Di luar negeri, hari ini kaum Muslim tampak lebih mementingkan ego kebangsaan masing-masing. Mareka tak peduli pada kondisi saudaranya. Bahkan yang lebih ironis, beberapa negara Muslim seperti Arab Saudi, Qatar, Kuwait, Uni Emirat Arab memberikan dukungan kepada Pemerintah Komunis Cina yang melakukan kezaliman terhadap umat Muslim di Xinjiang.
Padahal tegas Allah SWT telah berfirman:
إِنَّمَا الْمُؤْمِنُونَ إِخْوَةٌ...
Kaum Mukmin itu sesungguhnya bersaudara... (TQS al-Hujurat [49]: 10).
Keenam, kita pun diharuskan untuk selalu menyampaikan nasihat kepada orang lain. Di antara nasihat yang paling utama adalah nasihat yang ditujukan kepada penguasa. Agar mereka tidak terus melakukan kezaliman. Kezaliman terbesar penguasa tidak lain saat mereka tidak menerapkan al-Quran. Saat mereka tidak menerapkan syariah Islam (Lihat: QS al-Maidah [5]: 45).
Karena itu tugas kitalah, segenap komponen umat Islam, apalagi para ulama dan para da’inya, untuk terus mendorong penguasa agar memerintah dengan al-Quran.
Ketujuh, kita diwajibkan untuk selalu berpegang teguh pada al-Quran dan as-Sunnah. Baginda Nabi saw. telah menjamin.

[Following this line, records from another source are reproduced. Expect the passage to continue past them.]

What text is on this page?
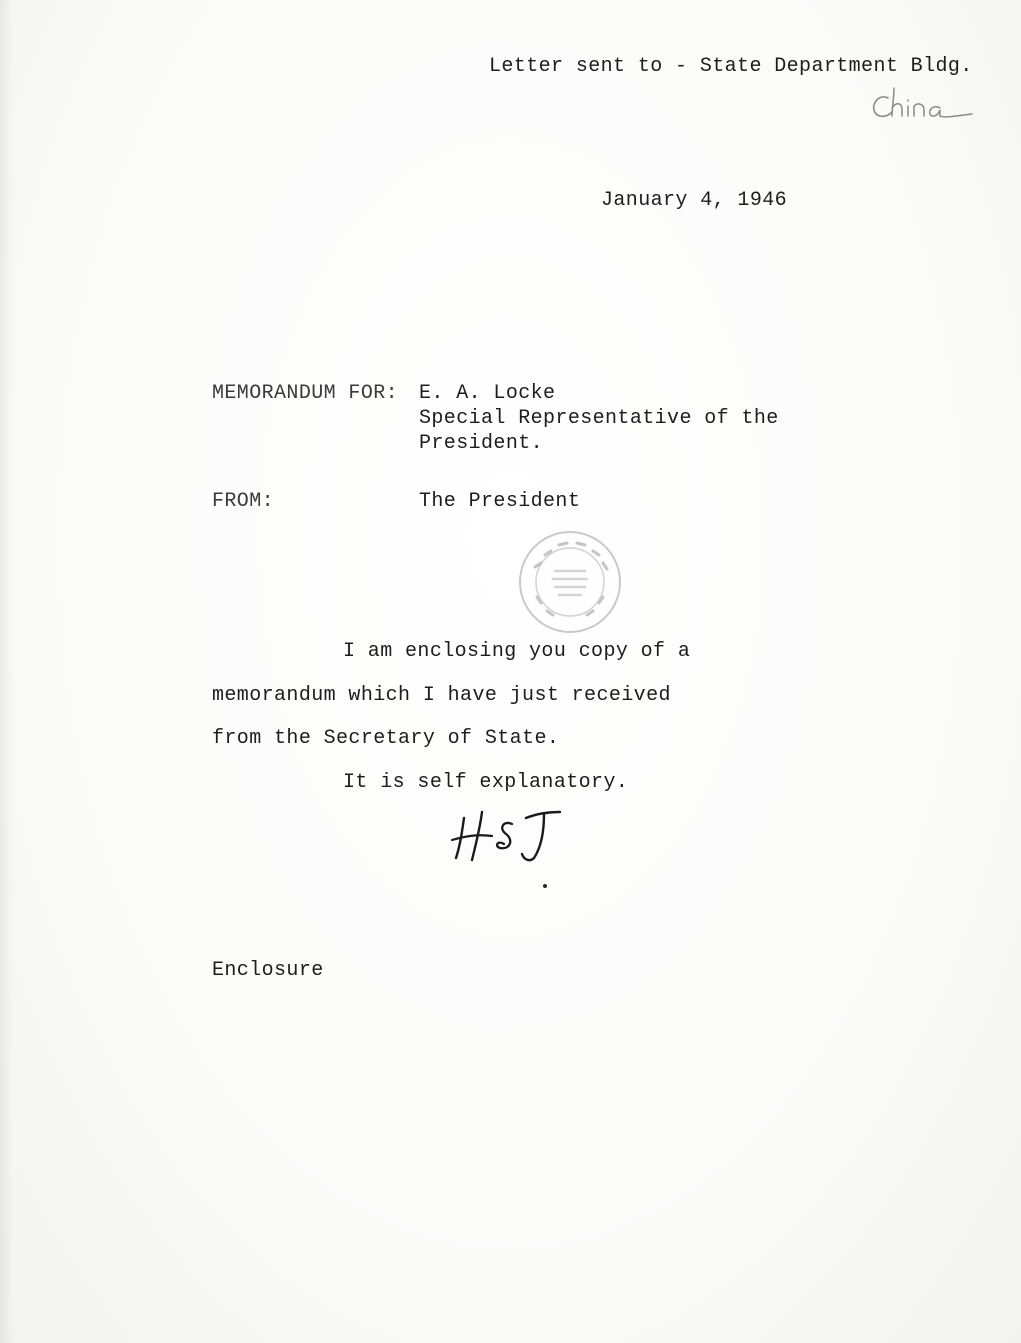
Letter sent to - State Department Bldg.

January 4, 1946

MEMORANDUM FOR: E. A. Locke

Special Representative of the

President.

FROM:	The President

I am enclosing you copy of a

memorandum which I have just received

from the Secretary of State.

It is self explanatory.

Enclosure
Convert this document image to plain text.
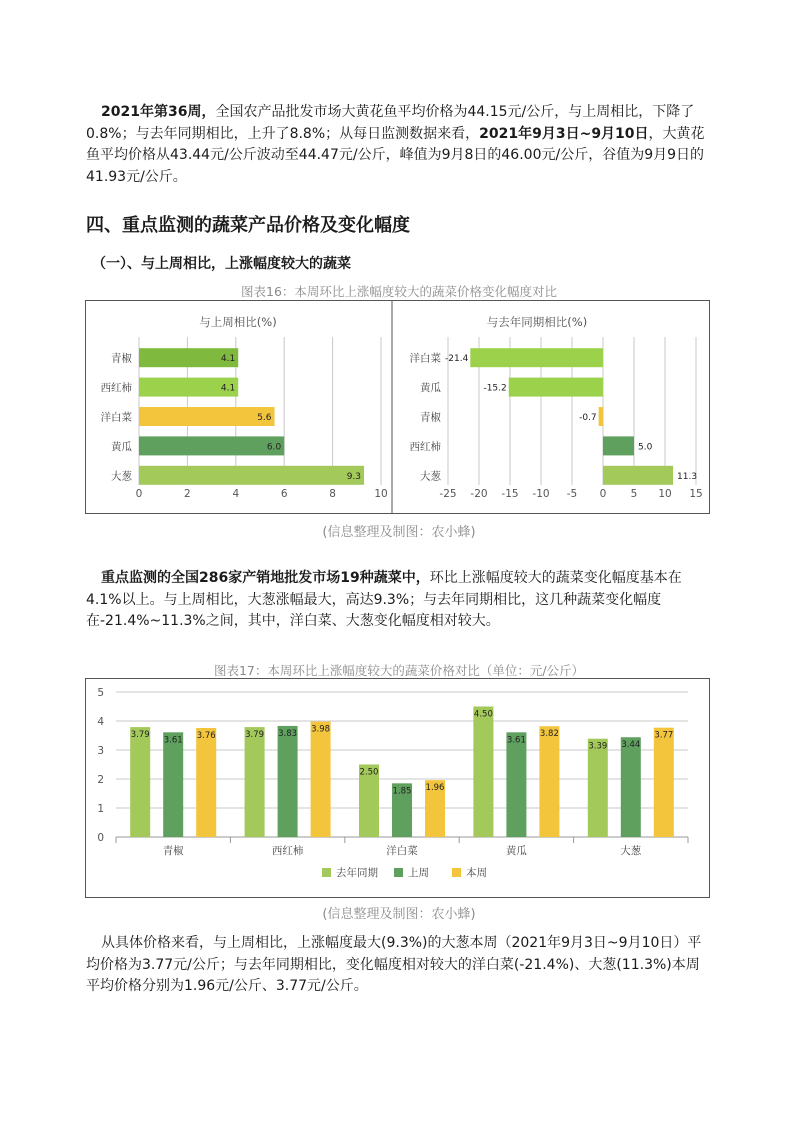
2021年第36周，全国农产品批发市场大黄花鱼平均价格为44.15元/公斤，与上周相比，下降了0.8%；与去年同期相比，上升了8.8%；从每日监测数据来看，2021年9月3日~9月10日，大黄花鱼平均价格从43.44元/公斤波动至44.47元/公斤，峰值为9月8日的46.00元/公斤，谷值为9月9日的41.93元/公斤。

四、重点监测的蔬菜产品价格及变化幅度
（一）、与上周相比，上涨幅度较大的蔬菜
图表16：本周环比上涨幅度较大的蔬菜价格变化幅度对比
与上周相比(%)
0	2	4	6	8	10
青椒	4.1
西红柿	4.1
洋白菜	5.6
黄瓜	6.0
大葱	9.3
与去年同期相比(%)
-25 -20 -15 -10 -5 0 5 10 15
洋白菜 -21.4
黄瓜	-15.2
青椒	-0.7
西红柿	5.0
大葱	11.3
(信息整理及制图：农小蜂)

重点监测的全国286家产销地批发市场19种蔬菜中，环比上涨幅度较大的蔬菜变化幅度基本在4.1%以上。与上周相比，大葱涨幅最大，高达9.3%；与去年同期相比，这几种蔬菜变化幅度在-21.4%~11.3%之间，其中，洋白菜、大葱变化幅度相对较大。

图表17：本周环比上涨幅度较大的蔬菜价格对比（单位：元/公斤）
0
1
2
3
4
5
青椒
3.79
3.61 3.76
西红柿
3.79 3.83 3.98
洋白菜
2.50
1.85 1.96
黄瓜
4.50
3.61
3.82
大葱
3.39 3.44
3.77
去年同期	上周	本周
(信息整理及制图：农小蜂)

从具体价格来看，与上周相比，上涨幅度最大(9.3%)的大葱本周（2021年9月3日~9月10日）平均价格为3.77元/公斤；与去年同期相比，变化幅度相对较大的洋白菜(-21.4%)、大葱(11.3%)本周平均价格分别为1.96元/公斤、3.77元/公斤。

Siapapun yang istiqamah berpegang teguh pada keduanya, tak akan pernah tersesat selama-lamanya.
Namun sayang, apa yang dipesankan Baginda Nabi saw. 14 abad lalu, tak banyak diindahkan oleh kita hari ini. Al-Quran dan as-Sunnah tak lagi kita pedulikan, kecuali sebatas bacaan. Fakta hari ini berbicara: Banyak keharaman dihalalkan. Banyak pula perkara halal diharamkan. Tak jarang, semua itu dilegalkan oleh undang-undang. Lewat mekanisme demokrasi yang dibangga-banggakan. Riba, misalnya, telah lama dihalalkan. Miras pun dilegalkan meski dibatasi peredarannya. Zina tak dipandang sebagai kejahatan. LGBT pun tak boleh dikriminalkan karena itu melanggar HAM.
Di sisi lain, syariah Islam seolah haram untuk diterapkan. Institusi penerap syariah, yakni Khilafah, juga terlarang diperjuangkan. Bahkan tak boleh meski sekadar diwacanakan. Para aktivisnya mereka kriminalisasikan. Organisasinya mereka bubarkan. Dengan tuduhan yang diada-adakan. Padahal jelas, Khilafah adalah bagian penting dari ajaran Islam, yang wajib ditegakkan. Bahkan Khilafah pernah punya kaitan sejarah, juga kontribusi nyata, dalam penyebaran Islam melalui Wali Songo di Bumi Nusantara tercinta ini.
Hikmah:
Abu Hurairah ra. bertutur:
سَأَلَ رَجُلٌ النَّبِيَّ صَلَّى اللَّهُ عَلَيْهِ وَسَلَّمَ فَقَالَ يَا رَسُولَ اللَّهِ أَيُّ الْأَعْمَالِ أَفْضَلُ قَالَ الْإِيمَانُ بِاللَّهِ قَالَ ثُمَّ مَاذَا قَالَ الْجِهَادُ فِي سَبِيلِ اللَّهِ قَالَ ثُمَّ مَاذَا قَالَ ثُمَّ الْحَجُّ الْمَبْرُورُ
Seseorang pernah bertanya kepada Nabi saw., “Wahai Rasulullah, amal apa yang paling utama?” Beliau menjawab, “Iman kepada Allah.” Ia bertanya lagi, “Lalu apa?” Beliau menjawab, “Jihad di jalan Allah.” Ia bertanya lagi, “Kemudian apa?” Beliau menjawab, “Haji mabrur.” (HR an-Nasa’i).